Canadian Biomass Magazine

Ontario company turning flax into biodiesel

January 30, 2013
By The Globe and Mail

January 30, 2013, Toronto, ON – Toronto-based Flax Energy Corp. has big hopes that one day flax will provide fuel for the world.

Jon Dwyer, a 29-year-old entrepreneur and president of Flax Energy says Canada produces 56 per cent of the world’s supply of the grain.

Mr. Dwyer told the Globe and Mail that he expects to announce early in this quarter that his company is the only one in the world to meet the stringent ASTM (American Standard Testing Materials) standards to create biodiesel fuel out of flax. He also anticipates earning a patent on the process this summer.

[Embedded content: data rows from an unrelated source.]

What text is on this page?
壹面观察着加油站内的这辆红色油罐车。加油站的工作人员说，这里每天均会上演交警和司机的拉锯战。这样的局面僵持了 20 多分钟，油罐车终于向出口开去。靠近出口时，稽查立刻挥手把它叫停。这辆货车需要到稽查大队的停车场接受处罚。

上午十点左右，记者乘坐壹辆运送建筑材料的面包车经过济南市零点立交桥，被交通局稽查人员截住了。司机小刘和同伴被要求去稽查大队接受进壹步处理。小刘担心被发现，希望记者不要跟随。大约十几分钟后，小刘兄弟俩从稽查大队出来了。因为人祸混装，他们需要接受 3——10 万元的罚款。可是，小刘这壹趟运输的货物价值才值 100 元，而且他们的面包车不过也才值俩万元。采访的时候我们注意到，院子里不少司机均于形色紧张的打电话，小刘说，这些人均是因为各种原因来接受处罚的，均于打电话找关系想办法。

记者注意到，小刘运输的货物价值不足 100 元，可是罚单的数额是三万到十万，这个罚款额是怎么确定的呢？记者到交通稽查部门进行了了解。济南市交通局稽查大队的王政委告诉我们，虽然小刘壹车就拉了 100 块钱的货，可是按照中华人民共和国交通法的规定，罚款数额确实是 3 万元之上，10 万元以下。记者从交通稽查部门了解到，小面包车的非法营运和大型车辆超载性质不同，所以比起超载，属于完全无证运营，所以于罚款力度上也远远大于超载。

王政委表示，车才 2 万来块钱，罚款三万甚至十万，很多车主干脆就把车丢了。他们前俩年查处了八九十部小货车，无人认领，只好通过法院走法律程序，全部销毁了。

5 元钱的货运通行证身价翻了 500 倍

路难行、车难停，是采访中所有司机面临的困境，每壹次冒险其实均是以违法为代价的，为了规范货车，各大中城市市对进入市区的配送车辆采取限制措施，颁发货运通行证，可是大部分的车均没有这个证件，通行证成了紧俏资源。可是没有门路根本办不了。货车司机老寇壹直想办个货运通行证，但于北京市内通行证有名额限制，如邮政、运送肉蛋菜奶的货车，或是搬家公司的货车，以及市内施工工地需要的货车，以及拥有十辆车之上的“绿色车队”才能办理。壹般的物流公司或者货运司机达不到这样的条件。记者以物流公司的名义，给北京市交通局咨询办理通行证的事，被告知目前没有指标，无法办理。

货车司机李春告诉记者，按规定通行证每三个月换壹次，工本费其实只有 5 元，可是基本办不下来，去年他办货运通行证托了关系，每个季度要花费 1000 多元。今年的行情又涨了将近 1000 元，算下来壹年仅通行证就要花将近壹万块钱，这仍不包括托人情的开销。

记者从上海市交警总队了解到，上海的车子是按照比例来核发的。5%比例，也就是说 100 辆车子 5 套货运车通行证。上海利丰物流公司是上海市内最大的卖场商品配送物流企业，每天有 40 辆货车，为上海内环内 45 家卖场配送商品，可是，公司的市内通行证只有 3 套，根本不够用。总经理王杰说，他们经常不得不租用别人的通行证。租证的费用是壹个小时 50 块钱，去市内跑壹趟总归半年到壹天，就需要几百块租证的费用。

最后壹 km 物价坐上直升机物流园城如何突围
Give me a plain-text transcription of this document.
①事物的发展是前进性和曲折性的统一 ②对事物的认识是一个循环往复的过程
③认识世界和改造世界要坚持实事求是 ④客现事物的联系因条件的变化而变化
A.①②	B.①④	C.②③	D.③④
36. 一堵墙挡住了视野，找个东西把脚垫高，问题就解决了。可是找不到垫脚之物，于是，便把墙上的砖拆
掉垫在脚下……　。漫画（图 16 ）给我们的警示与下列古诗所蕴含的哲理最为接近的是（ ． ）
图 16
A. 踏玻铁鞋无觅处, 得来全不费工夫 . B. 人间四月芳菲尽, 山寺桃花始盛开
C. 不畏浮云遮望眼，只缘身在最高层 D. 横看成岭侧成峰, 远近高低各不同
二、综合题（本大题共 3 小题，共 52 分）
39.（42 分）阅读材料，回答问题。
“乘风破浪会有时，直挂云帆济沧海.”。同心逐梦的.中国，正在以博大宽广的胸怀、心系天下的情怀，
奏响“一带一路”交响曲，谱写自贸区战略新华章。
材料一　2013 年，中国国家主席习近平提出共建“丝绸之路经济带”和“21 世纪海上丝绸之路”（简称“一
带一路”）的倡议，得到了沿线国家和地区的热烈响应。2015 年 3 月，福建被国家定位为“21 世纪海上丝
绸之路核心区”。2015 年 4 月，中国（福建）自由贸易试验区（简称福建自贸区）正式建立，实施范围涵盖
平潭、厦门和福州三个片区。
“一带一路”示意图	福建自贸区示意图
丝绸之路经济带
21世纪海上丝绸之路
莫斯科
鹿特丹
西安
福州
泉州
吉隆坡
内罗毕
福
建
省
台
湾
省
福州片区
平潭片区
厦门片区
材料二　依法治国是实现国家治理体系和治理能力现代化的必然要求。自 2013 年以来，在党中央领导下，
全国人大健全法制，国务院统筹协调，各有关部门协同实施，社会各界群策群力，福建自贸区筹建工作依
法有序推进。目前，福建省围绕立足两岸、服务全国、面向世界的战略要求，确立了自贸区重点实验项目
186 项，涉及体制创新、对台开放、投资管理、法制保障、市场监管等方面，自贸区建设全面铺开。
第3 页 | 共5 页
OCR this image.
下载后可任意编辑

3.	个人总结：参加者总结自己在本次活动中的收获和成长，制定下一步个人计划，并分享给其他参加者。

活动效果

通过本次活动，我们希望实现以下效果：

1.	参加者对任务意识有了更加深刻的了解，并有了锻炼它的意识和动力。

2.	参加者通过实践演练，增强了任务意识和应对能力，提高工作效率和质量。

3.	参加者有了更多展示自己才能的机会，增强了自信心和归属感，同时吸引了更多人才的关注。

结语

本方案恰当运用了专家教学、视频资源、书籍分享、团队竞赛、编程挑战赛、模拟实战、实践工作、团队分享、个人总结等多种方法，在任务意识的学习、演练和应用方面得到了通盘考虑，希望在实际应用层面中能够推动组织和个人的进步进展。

Flax Energy’s cold-pressed process avoids the use of chemicals. “We’re one of the only companies on our scale not using hexane to extract oil,” he said. Hexane is a hydrocarbon that has been identified by some studies as being harmful to people when exposed to it in high quantities, generally when inhaled.

Flax Energy instead processes the grain in food-grade stainless steel turbines, he explains. The turbine spins and drags the seeds through the machine. “It crushes the seed and organically heats it up, and the heat causes the flax seeds’ vessels to open up and yield the oil.”


Flax Energy, which maintains farms in Manitoba and Hamilton, Ont., sells most of its fuel to Toronto-based Steam Whistle Brewing and the cities of Brampton and Mississauga. Trucks at the Toronto’s Rogers Centre will run on the biodiesel as well, Mr. Dwyer said.